In a recent study lead by Kirk Smith, a researcher at UC Berkeley, it was concluded that most cities on Earth will be too hot to host the Summer Olympics as early as 2085. Smith and his team conducted their research with climate models that took into account both current world emissions and growing emission trends. The study found that, due to climate change, the majority of cities on Earth will be so hot that athletes would be in imminent danger of heat stroke, dehydration, and heat exhaustion during competition.
And that future is less than 70 years away.
“This is a human designed disaster,” explains Evan Marks, Founder & Executive Director of The Ecology Center, in Southern California. “And the worst case scenario ends in human extinction.”
Whether or not you believe in climate change (it’s worth noting that July was the warmest month in recorded history), it’s undeniable that we need to make a fundamental shift in the way we live.
“If we can’t decide that living on this planet in a positive way is the healthiest and best for future generations, then our living conditions will get more and more extreme,” continues Marks. “We’ve all seen, in the last 10 years, rapid catastrophes happening at an extreme scale. It doesn’t take science to see that.”
While Smith’s study predicts an extreme increase in temperature over the course of the next few decades, Marks makes the assertion that this trend could actually see the end of humans on Earth. It’s obvious that our environment is reaching a critical tipping point, and it raises the essential question: What can we do?
What can we do?
“There are so many very important issues,” says Johan Lunabba, Director of Sustainability, for the Neste Corporation. “But…the most important global sustainability issues over the next five years continues to be combatting climate change, supporting circular economy, and improving resource efficiency, i.e., by doing more from less.”
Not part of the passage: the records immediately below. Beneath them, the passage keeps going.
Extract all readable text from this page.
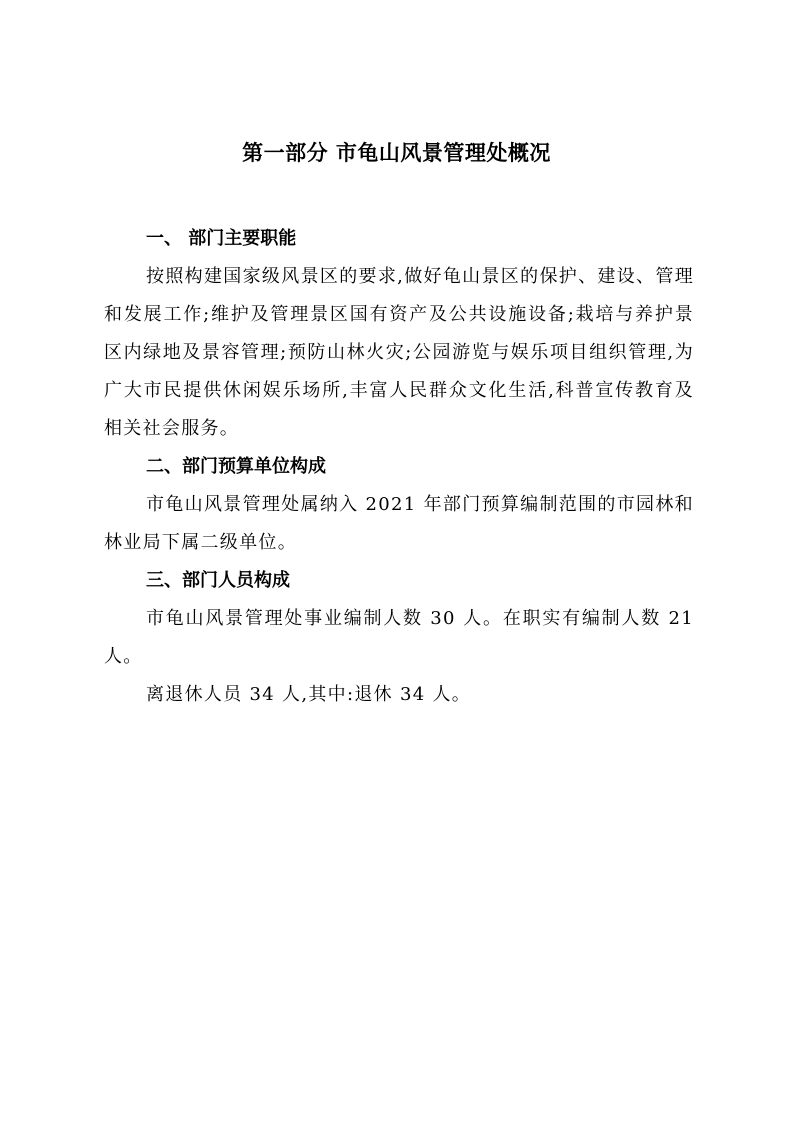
第一部分 市龟山风景管理处概况

一、 部门主要职能

按照构建国家级风景区的要求,做好龟山景区的保护、建设、管理和发展工作;维护及管理景区国有资产及公共设施设备;栽培与养护景区内绿地及景容管理;预防山林火灾;公园游览与娱乐项目组织管理,为广大市民提供休闲娱乐场所,丰富人民群众文化生活,科普宣传教育及相关社会服务。

二、部门预算单位构成

市龟山风景管理处属纳入 2021 年部门预算编制范围的市园林和林业局下属二级单位。

三、部门人员构成

市龟山风景管理处事业编制人数 30 人。在职实有编制人数 21 人。

离退休人员 34 人,其中:退休 34 人。
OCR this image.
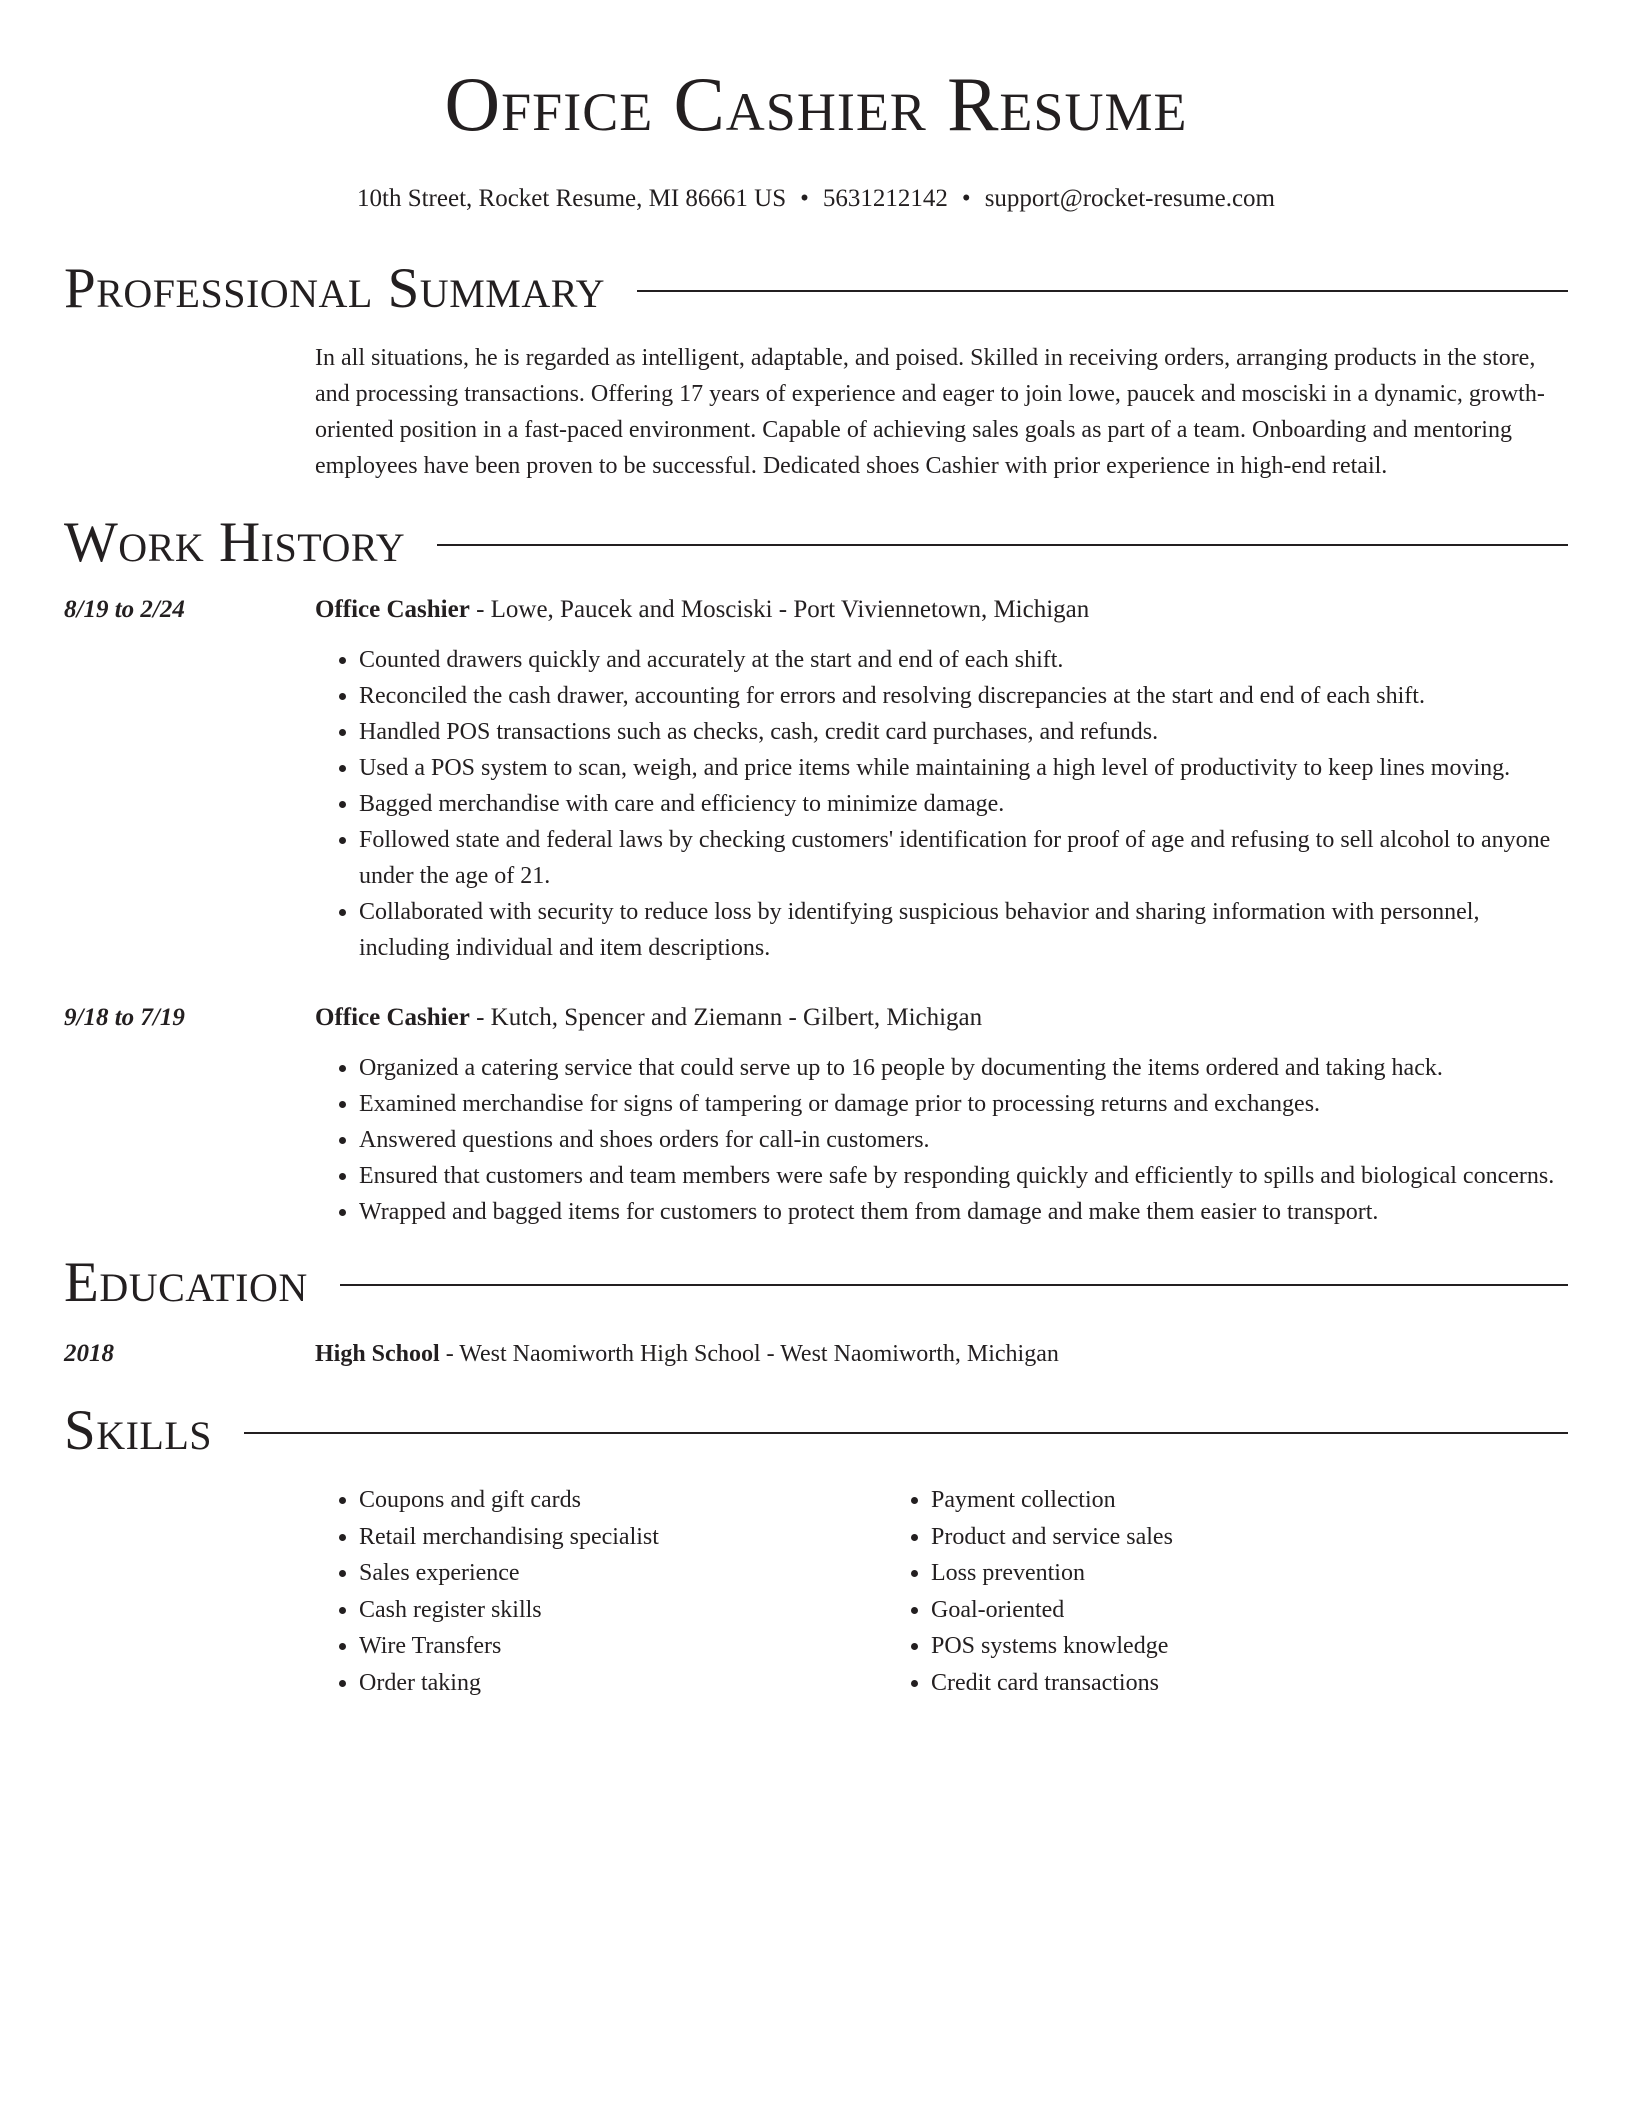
Office Cashier Resume
10th Street, Rocket Resume, MI 86661 US • 5631212142 • support@rocket-resume.com
Professional Summary
In all situations, he is regarded as intelligent, adaptable, and poised. Skilled in receiving orders, arranging products in the store, and processing transactions. Offering 17 years of experience and eager to join lowe, paucek and mosciski in a dynamic, growth-oriented position in a fast-paced environment. Capable of achieving sales goals as part of a team. Onboarding and mentoring employees have been proven to be successful. Dedicated shoes Cashier with prior experience in high-end retail.
Work History
8/19 to 2/24	Office Cashier - Lowe, Paucek and Mosciski - Port Viviennetown, Michigan
• Counted drawers quickly and accurately at the start and end of each shift.
• Reconciled the cash drawer, accounting for errors and resolving discrepancies at the start and end of each shift.
• Handled POS transactions such as checks, cash, credit card purchases, and refunds.
• Used a POS system to scan, weigh, and price items while maintaining a high level of productivity to keep lines moving.
• Bagged merchandise with care and efficiency to minimize damage.
• Followed state and federal laws by checking customers' identification for proof of age and refusing to sell alcohol to anyone under the age of 21.
• Collaborated with security to reduce loss by identifying suspicious behavior and sharing information with personnel, including individual and item descriptions.
9/18 to 7/19	Office Cashier - Kutch, Spencer and Ziemann - Gilbert, Michigan
• Organized a catering service that could serve up to 16 people by documenting the items ordered and taking hack.
• Examined merchandise for signs of tampering or damage prior to processing returns and exchanges.
• Answered questions and shoes orders for call-in customers.
• Ensured that customers and team members were safe by responding quickly and efficiently to spills and biological concerns.
• Wrapped and bagged items for customers to protect them from damage and make them easier to transport.
Education
2018	High School - West Naomiworth High School - West Naomiworth, Michigan
Skills
• Coupons and gift cards
• Retail merchandising specialist
• Sales experience
• Cash register skills
• Wire Transfers
• Order taking
• Payment collection
• Product and service sales
• Loss prevention
• Goal-oriented
• POS systems knowledge
• Credit card transactions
“We seem to pride ourselves on efficiency in business — that somehow we are using best practices across many industries and types of business,” explains Jeff Vandermeer, a science fiction author who has spent untold hours contemplating man’s relationship with nature. “But in fact, we are almost always using inefficient, sloppy, irrational practices that squander resources and make no association between quality of life and the integrity of natural environments.”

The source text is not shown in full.